By Samuel Obedgiu
Of late, the news is awash with military coup developments in Africa’s Sahel region. We have witnessed Three years of coups around Africa’s Sahel region — eight of them in six nations, from Guinea on the Atlantic to Sudan on the Red Sea. This just can’t be a mistake. If you look critically at the causes of this instability, it has a lot to do with climate change as a “threat multiplier” in the Sahel region.
What is a threat multiplier and where did this term come from? I certainly didn’t coin this term and many of you reading this can quickly notice this. This term actually comes from the U.S. military. They label climate change a threat multiplier because climate change isn’t creating a new problem that didn’t exist before. It’s taking a problem we already have and exacerbating it or making it worse.
The Sahel’s crisis have uprooted more than 4 million people and could add millions more to our record levels of global human migration as Africa’s population grows and its climate destabilizes. Political stability is majorly influenced by our economic realities and if climate change distorts our economic realities, the politics unravels creating instability especially in fragile areas like the Sahel.
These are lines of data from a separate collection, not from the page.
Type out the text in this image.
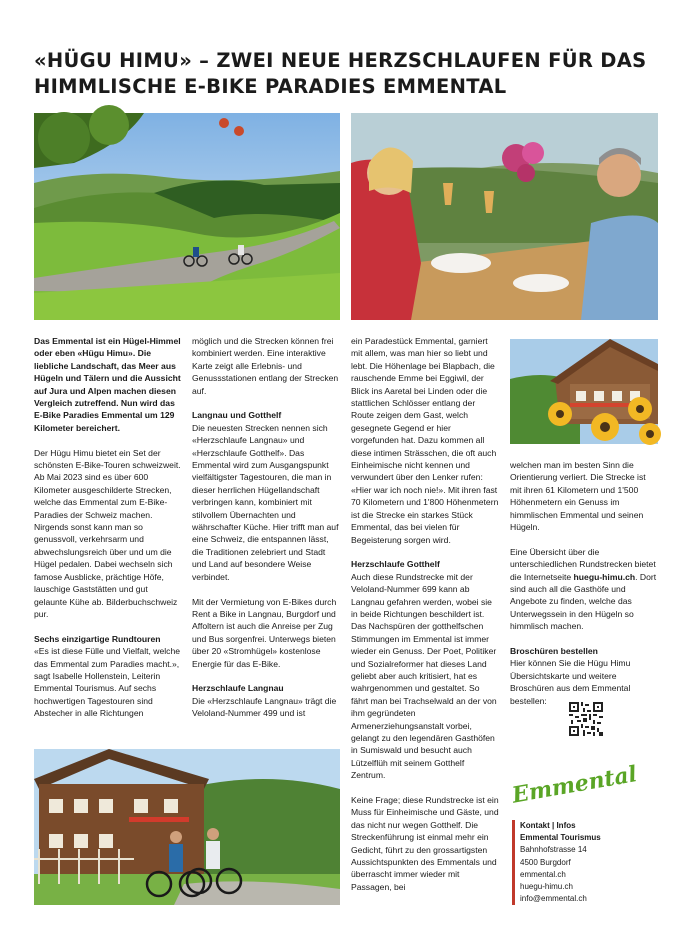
«HÜGU HIMU» – ZWEI NEUE HERZSCHLAUFEN FÜR DAS HIMMLISCHE E-BIKE PARADIES EMMENTAL

Das Emmental ist ein Hügel-Himmel oder eben «Hügu Himu». Die liebliche Landschaft, das Meer aus Hügeln und Tälern und die Aussicht auf Jura und Alpen machen diesen Vergleich zutreffend. Nun wird das E-Bike Paradies Emmental um 129 Kilometer bereichert.

Der Hügu Himu bietet ein Set der schönsten E-Bike-Touren schweizweit. Ab Mai 2023 sind es über 600 Kilometer ausgeschilderte Strecken, welche das Emmental zum E-Bike-Paradies der Schweiz machen. Nirgends sonst kann man so genussvoll, verkehrsarm und abwechslungsreich über und um die Hügel pedalen. Dabei wechseln sich famose Ausblicke, prächtige Höfe, lauschige Gaststätten und gut gelaunte Kühe ab. Bilderbuchschweiz pur.

Sechs einzigartige Rundtouren

«Es ist diese Fülle und Vielfalt, welche das Emmental zum Paradies macht.», sagt Isabelle Hollenstein, Leiterin Emmental Tourismus. Auf sechs hochwertigen Tagestouren sind Abstecher in alle Richtungen

möglich und die Strecken können frei kombiniert werden. Eine interaktive Karte zeigt alle Erlebnis- und Genussstationen entlang der Strecken auf.

Langnau und Gotthelf

Die neuesten Strecken nennen sich «Herzschlaufe Langnau» und «Herzschlaufe Gotthelf». Das Emmental wird zum Ausgangspunkt vielfältigster Tagestouren, die man in dieser herrlichen Hügellandschaft verbringen kann, kombiniert mit stilvollem Übernachten und währschafter Küche. Hier trifft man auf eine Schweiz, die entspannen lässt, die Traditionen zelebriert und Stadt und Land auf besondere Weise verbindet.

Mit der Vermietung von E-Bikes durch Rent a Bike in Langnau, Burgdorf und Affoltern ist auch die Anreise per Zug und Bus sorgenfrei. Unterwegs bieten über 20 «Stromhügel» kostenlose Energie für das E-Bike.

Herzschlaufe Langnau

Die «Herzschlaufe Langnau» trägt die Veloland-Nummer 499 und ist

ein Paradestück Emmental, garniert mit allem, was man hier so liebt und lebt. Die Höhenlage bei Blapbach, die rauschende Emme bei Eggiwil, der Blick ins Aaretal bei Linden oder die stattlichen Schlösser entlang der Route zeigen dem Gast, welch gesegnete Gegend er hier vorgefunden hat. Dazu kommen all diese intimen Strässchen, die oft auch Einheimische nicht kennen und verwundert über den Lenker rufen: «Hier war ich noch nie!». Mit ihren fast 70 Kilometern und 1'800 Höhenmetern ist die Strecke ein starkes Stück Emmental, das bei vielen für Begeisterung sorgen wird.

Herzschlaufe Gotthelf

Auch diese Rundstrecke mit der Veloland-Nummer 699 kann ab Langnau gefahren werden, wobei sie in beide Richtungen beschildert ist. Das Nachspüren der gotthelfschen Stimmungen im Emmental ist immer wieder ein Genuss. Der Poet, Politiker und Sozialreformer hat dieses Land geliebt aber auch kritisiert, hat es wahrgenommen und gestaltet. So fährt man bei Trachselwald an der von ihm gegründeten Armenerziehungsanstalt vorbei, gelangt zu den legendären Gasthöfen in Sumiswald und besucht auch Lützelflüh mit seinem Gotthelf Zentrum.

Keine Frage; diese Rundstrecke ist ein Muss für Einheimische und Gäste, und das nicht nur wegen Gotthelf. Die Streckenführung ist einmal mehr ein Gedicht, führt zu den grossartigsten Aussichtspunkten des Emmentals und überrascht immer wieder mit Passagen, bei

welchen man im besten Sinn die Orientierung verliert. Die Strecke ist mit ihren 61 Kilometern und 1'500 Höhenmetern ein Genuss im himmlischen Emmental und seinen Hügeln.

Eine Übersicht über die unterschiedlichen Rundstrecken bietet die Internetseite huegu-himu.ch. Dort sind auch all die Gasthöfe und Angebote zu finden, welche das Unterwegssein in den Hügeln so himmlisch machen.

Broschüren bestellen

Hier können Sie die Hügu Himu Übersichtskarte und weitere Broschüren aus dem Emmental bestellen:

Emmental
Kontakt | Infos
Emmental Tourismus
Bahnhofstrasse 14
4500 Burgdorf
emmental.ch
huegu-himu.ch
info@emmental.ch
The Sahel is a mostly semi-arid belt of barren sandy and rock strewn land that marks the physical and cultural transition between Africa’s more fertile tropical regions to the south and the deserts in the north. It stretches from the Atlantic Ocean in Mauritania and runs east through Mali, Burkina Faso, Niger, Nigeria, Chad and Sudan all the way to Eritrea on the red sea coast. In the past few decades, this region has been engulfed in a perpetual cycle of famines, religious terrorism and state rebellions as well as arms drugs and human trafficking.
In most countries in the Sahel, food security is a concern. There is a growing number of inter-community conflicts due to competition over access to land and freshwater. Resources are very scarce due to increasing desertification, drought and climate change yet demand for these resources is growing due to the demographics of the region. This imbalance inevitably leads to completion for resources that spiral and morph into civil strife and conflicts.
Climate change is inevitably redrawing the maps of the Sahel. In the 1970s and 80s, Lake Chad used to be the largest lake in Africa. But climate change has shrunk its surface area by 90% since then. This has deprived over 80 million people of fresh water. Yet the population growth in this area is happening frighteningly and quickly growing. Once massive population growth combines with the devastating impacts of climate change in this region, it will mean more people will compete and even fight for increasingly scarce resources.
For over 10 years now, Lake Chad has seen high levels of conflict and violence in all four of its countries, this conflict started in northeast Nigeria which has driven many youth to follow radical charismatic leaders like Mohammed Yusuf. These violent extremists have now spread to Chad, Niger and Cameroon. Lake Chad might have stopped shrinking for the last 20 years, but the people around the lake are facing unpredictable rains that are affecting the lives of those dependent on the lake.
In 2007, the 11 Sahel countries agreed to plant a green wall of Africa. This was an ambitious Great Green Wall, a mosaic of reforestation efforts to stop desertification. However, it has been plagued by delays and challenges. The most immediate solution to reducing the threat multiplier effects of climate change is for the Sahel countries to strengthen good governance. There is need for sub-Saharan countries not part of the Sahel to take an interest because their communities will be forced to take on an increasing number of Sahel refugees that they aren’t ready for.